Budget, rate, and tenant checks happen before the LLM call is charged and before any external system receives a request. Subprocess isolation prevents the executor from reaching external networks directly. There is no rollback, no compensation transaction, no post-hoc correction for these controls.

The sequence on every agent request:

  1. Agent generates a tool call or API request.
  2. The gateway middleware checks rate limits, tenant identity, and budget balance.
  3. If any check fails, the request is rejected and a throttling/budget event is recorded.
  4. Only requests that pass all checks proceed to the agent runtime.
  5. Code execution runs in an isolated subprocess (no external network, filtered env vars); tool calls are proxied through the UID-verified supervisor.
  6. Budget charges and rate events are recorded in the ledger and throttling log.

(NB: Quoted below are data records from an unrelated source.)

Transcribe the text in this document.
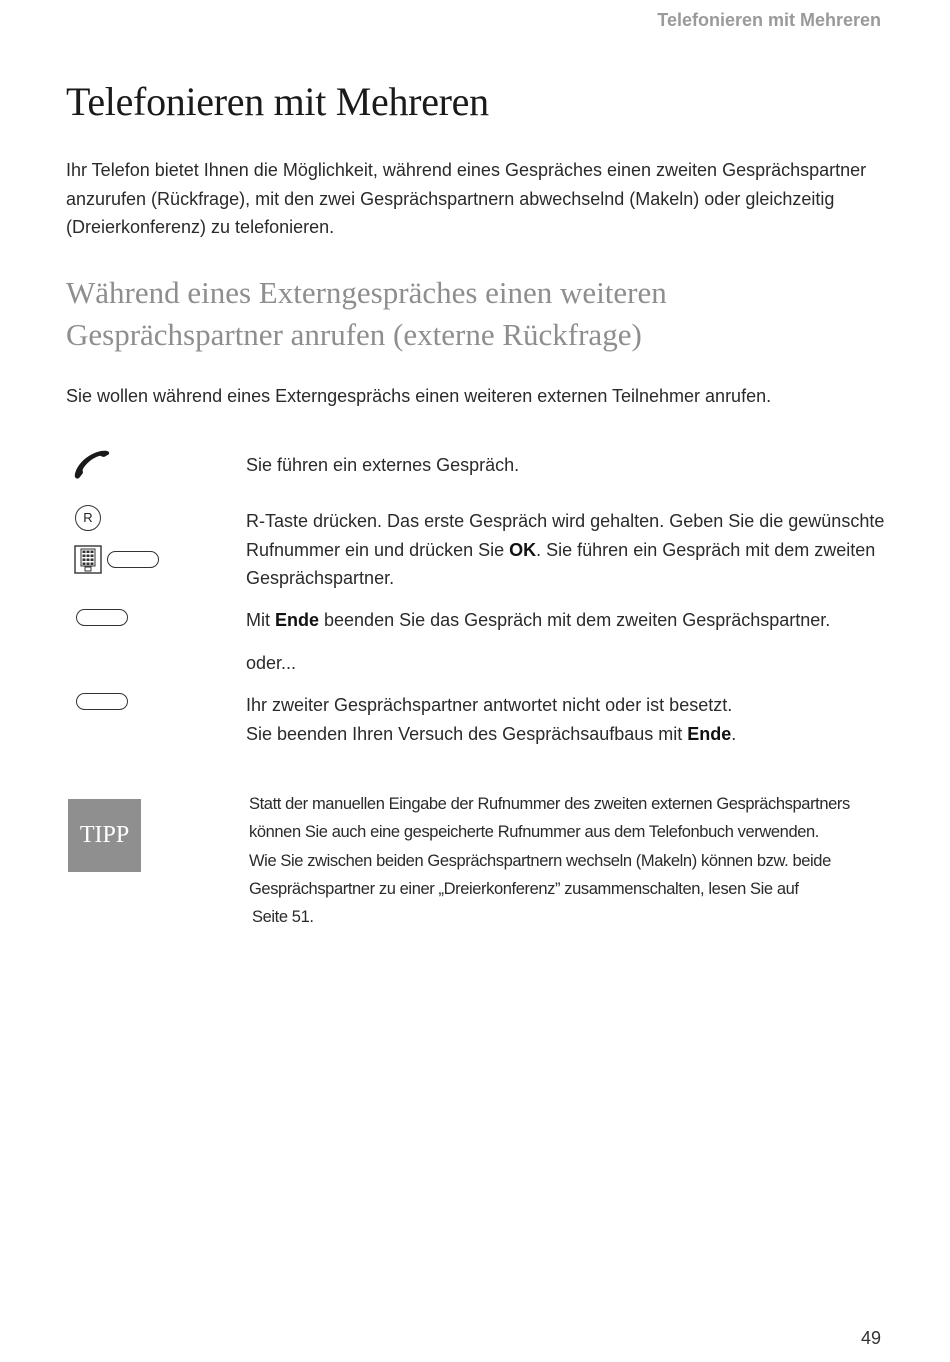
Telefonieren mit Mehreren
Telefonieren mit Mehreren

Ihr Telefon bietet Ihnen die Möglichkeit, während eines Gespräches einen zweiten Gesprächspartner anzurufen (Rückfrage), mit den zwei Gesprächspartnern abwechselnd (Makeln) oder gleichzeitig (Dreierkonferenz) zu telefonieren.

Während eines Externgespräches einen weiteren
Gesprächspartner anrufen (externe Rückfrage)

Sie wollen während eines Externgesprächs einen weiteren externen Teilnehmer anrufen.

Sie führen ein externes Gespräch.

R	R-Taste drücken. Das erste Gespräch wird gehalten. Geben Sie die gewünschte Rufnummer ein und drücken Sie OK. Sie führen ein Gespräch mit dem zweiten Gesprächspartner.

Mit Ende beenden Sie das Gespräch mit dem zweiten Gesprächspartner.

oder...

Ihr zweiter Gesprächspartner antwortet nicht oder ist besetzt.
Sie beenden Ihren Versuch des Gesprächsaufbaus mit Ende.

TIPP

Statt der manuellen Eingabe der Rufnummer des zweiten externen Gesprächspartners
können Sie auch eine gespeicherte Rufnummer aus dem Telefonbuch verwenden.
Wie Sie zwischen beiden Gesprächspartnern wechseln (Makeln) können bzw. beide
Gesprächspartner zu einer „Dreierkonferenz” zusammenschalten, lesen Sie auf
Seite 51.

49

This model differs fundamentally from output filtering (which operates after the LLM responds) and from observability (which records what happened). Budget, rate, and isolation controls prevent wrong actions from executing — not just detect them after the fact.

Scope note: The controls above (budget, rate, tenant, subprocess isolation) are fully implemented. Universal per-action allow/deny based on a declarative policy engine — covering arbitrary tool-call scoping — requires the deterministic enforcement engine, which is on the roadmap.

Key principle: Budget exhaustion, rate limit breach, and tenant boundary violations are blocked before execution. The checks do not rely on the agent's own judgment about authorization.

Output filtering

Operates after the LLM responds. The action may have already started. Filters text — does not intercept tool calls.

✗ After the fact

Observability

Records what happened. Useful for investigation and attribution. Cannot stop wrong actions from executing.

✗ Read-only

KDCube enforcement

Checks budget, rate limits, and tenant identity before execution. Subprocess isolation blocks direct network access. Declarative per-action policy enforcement is on the roadmap.

✅ Before execution (budget, rate, tenant, isolation)

Designed to support enterprise compliance requirements

KDCube is designed to support SOC 2-style controls, including budget/rate decision logging, access control, tenant data isolation, and operational monitoring. It does not claim SOC 2 certification and does not replace your compliance program.

Because KDCube is self-hosted, your organization retains direct control over the security posture of the deployment. You configure network rules, access controls, data retention policies, and encryption settings. No third party has access to your agent traffic or audit logs.

Compliance-relevant capabilities:

Audit logging

Budget charges, rate-limit decisions, and throttling events are logged with request context (tenant, user, timestamp, decision reason). Monitoring API exposes circuit breaker state, queue depths, and throttling statistics. All data stored on your infrastructure.

Data isolation

Gateway-level tenant identity enforced on every request. Cross-tenant DB access blocked. Note: KB API tenant scoping is in progress — validate isolation boundaries before production multi-tenant deployment.

Access control

Integrates with your existing auth system: AWS Cognito (implemented), custom JWT (implemented). Token validated before processing.

Data residency

Self-hosted. Data does not leave your infrastructure. You control where it is stored and retained.

Encryption

TLS in transit when configured with the provided nginx_proxy_ssl.conf; see deployment guide. Encryption at rest is your deployment responsibility — you configure it per your requirements.

Incident investigation

Decision log provides the record needed to reconstruct agent behavior. Every decision is timestamped and accessible via the control plane monitoring dashboard.

Important: KDCube is designed to support these controls. It does not certify compliance on your behalf. Compliance certification requires your organization's formal program, scope definition, and auditor assessment.